Jeff Nelson forgot to turn off his microphone after announcing a challenge attempt by the Miami Marlins — and it led to his thoughts getting broadcast to everyone at Angel Stadium, and listening to the Bally Sports broadcast, on Saturday.

With one out in the 10th inning, Jacob Stallings hit a ground ball to the pitcher, and umpires — including C.B. Bucknor at home plate — had signaled for an inning-ending double play.

The Marlins, though, determined that Los Angeles Angels catcher Matt Thaiss didn’t have his foot on the plate for the force out, and they decided to challenge.

“Miami is challenging the out call at home plate,” Nelson announced, before pausing in a moment where he should’ve turned off the microphone. “They got their heads up their ass. Let’s go.”

Jeff Nelson didn't exactly agree with something about the challenge call in the 10th inning of Saturday's game.
Screengrab via Twitter/@BallyMarlins

If Nelson was referring to the Marlins with his comment, it backfired, as the call was overturned — determining that Thaiss didn’t touch the plate and Bucknor was wrong — and another Miami run counted.

Marlins manager Skip Schumaker told reporters postgame that video coordinator Austin Lamkey has “been amazing” adjusting to the shorter amount of time — with the integration of the pitch clock — to determine whether a call needs to be challenged, and Lamkey’s instincts in a key moment Saturday helped the Marlins extend their inning and add to their lead.

The Marlins ended up scoring four runs in the 10th inning, defeating the Angles, 8-5, en route to a weekend sweep.

“Those are big plays, and it’s not just like a stolen base out-and-safe call,” Schumaker said. “These are game-changing plays that he’s had to make a challenge call on, and he’s done a really good job.”

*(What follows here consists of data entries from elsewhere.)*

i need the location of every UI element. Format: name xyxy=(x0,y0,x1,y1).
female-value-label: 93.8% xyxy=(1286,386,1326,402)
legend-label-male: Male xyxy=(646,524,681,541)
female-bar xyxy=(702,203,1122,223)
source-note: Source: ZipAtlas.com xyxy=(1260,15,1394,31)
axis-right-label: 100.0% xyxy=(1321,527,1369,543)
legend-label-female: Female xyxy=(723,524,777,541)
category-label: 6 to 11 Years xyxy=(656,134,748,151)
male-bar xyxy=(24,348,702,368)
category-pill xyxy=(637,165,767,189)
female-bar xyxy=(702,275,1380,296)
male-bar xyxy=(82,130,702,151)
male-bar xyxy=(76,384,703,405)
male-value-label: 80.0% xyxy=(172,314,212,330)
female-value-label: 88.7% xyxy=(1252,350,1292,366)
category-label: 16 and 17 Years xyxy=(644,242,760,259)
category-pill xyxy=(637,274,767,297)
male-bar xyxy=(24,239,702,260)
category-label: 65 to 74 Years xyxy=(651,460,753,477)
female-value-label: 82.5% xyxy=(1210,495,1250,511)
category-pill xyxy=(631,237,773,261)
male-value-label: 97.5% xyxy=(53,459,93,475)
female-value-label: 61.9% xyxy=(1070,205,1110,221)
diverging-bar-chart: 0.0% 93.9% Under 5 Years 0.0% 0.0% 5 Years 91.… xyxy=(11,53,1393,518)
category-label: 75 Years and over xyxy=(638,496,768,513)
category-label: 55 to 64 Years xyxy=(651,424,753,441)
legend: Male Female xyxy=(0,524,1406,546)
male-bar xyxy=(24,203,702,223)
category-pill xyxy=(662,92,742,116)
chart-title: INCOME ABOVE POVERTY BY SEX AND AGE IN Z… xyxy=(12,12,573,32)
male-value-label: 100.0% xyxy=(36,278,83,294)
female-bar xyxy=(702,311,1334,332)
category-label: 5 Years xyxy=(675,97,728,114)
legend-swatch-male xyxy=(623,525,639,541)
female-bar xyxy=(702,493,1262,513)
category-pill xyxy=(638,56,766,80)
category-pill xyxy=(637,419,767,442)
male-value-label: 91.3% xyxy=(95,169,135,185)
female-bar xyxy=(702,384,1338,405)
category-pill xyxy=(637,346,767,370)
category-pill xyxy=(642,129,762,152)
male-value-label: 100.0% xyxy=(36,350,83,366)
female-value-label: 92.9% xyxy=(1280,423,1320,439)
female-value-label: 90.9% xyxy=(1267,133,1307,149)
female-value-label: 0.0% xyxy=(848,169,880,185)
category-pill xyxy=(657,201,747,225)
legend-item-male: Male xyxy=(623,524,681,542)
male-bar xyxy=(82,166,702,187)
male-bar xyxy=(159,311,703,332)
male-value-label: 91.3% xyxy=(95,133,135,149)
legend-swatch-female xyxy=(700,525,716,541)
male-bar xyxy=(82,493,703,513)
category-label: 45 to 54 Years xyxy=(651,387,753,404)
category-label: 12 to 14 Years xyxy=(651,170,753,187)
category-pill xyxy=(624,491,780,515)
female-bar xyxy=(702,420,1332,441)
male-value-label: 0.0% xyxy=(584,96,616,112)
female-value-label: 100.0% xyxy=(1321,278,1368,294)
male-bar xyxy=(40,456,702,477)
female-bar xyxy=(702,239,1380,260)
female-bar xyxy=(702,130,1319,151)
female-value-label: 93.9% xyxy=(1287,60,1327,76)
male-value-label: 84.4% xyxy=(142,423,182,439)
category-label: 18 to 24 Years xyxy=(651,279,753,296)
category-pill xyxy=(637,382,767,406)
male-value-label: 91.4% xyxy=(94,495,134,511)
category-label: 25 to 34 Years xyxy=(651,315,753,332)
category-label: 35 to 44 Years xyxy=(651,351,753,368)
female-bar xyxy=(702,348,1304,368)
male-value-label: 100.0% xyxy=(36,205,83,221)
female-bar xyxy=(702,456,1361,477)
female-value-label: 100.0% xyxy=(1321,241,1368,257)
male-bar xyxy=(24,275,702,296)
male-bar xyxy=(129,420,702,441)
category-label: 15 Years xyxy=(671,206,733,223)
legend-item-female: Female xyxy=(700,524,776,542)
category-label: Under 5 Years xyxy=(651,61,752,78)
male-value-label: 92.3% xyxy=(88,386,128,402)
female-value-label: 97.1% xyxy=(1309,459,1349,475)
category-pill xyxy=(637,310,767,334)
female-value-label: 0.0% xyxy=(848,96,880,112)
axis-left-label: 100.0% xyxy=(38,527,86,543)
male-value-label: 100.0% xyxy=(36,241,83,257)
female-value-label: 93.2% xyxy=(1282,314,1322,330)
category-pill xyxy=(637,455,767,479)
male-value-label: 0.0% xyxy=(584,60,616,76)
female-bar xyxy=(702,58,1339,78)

Jeff Nelson is pictured during a 2022 game between the Arizona Diamondbacks and San Francisco Giants.
Getty Images

Nelson was the home-plate umpire for Friday’s game and finished with a 94 percent accuracy rate, with seven of the pitches he called strikes actually balls, according to the Umpire Scorecards Twitter account.

For Saturday’s game, Bucknor finished with a 95 percent accuracy rate and an 89 percent called strike accuracy, with the latter the same as Nelson’s percentage.

Miami (28-26) sits second in the NL East standings entering Monday’s games, one game ahead of the Mets — who lost two of three games to both the Rockies and Cubs across the last week.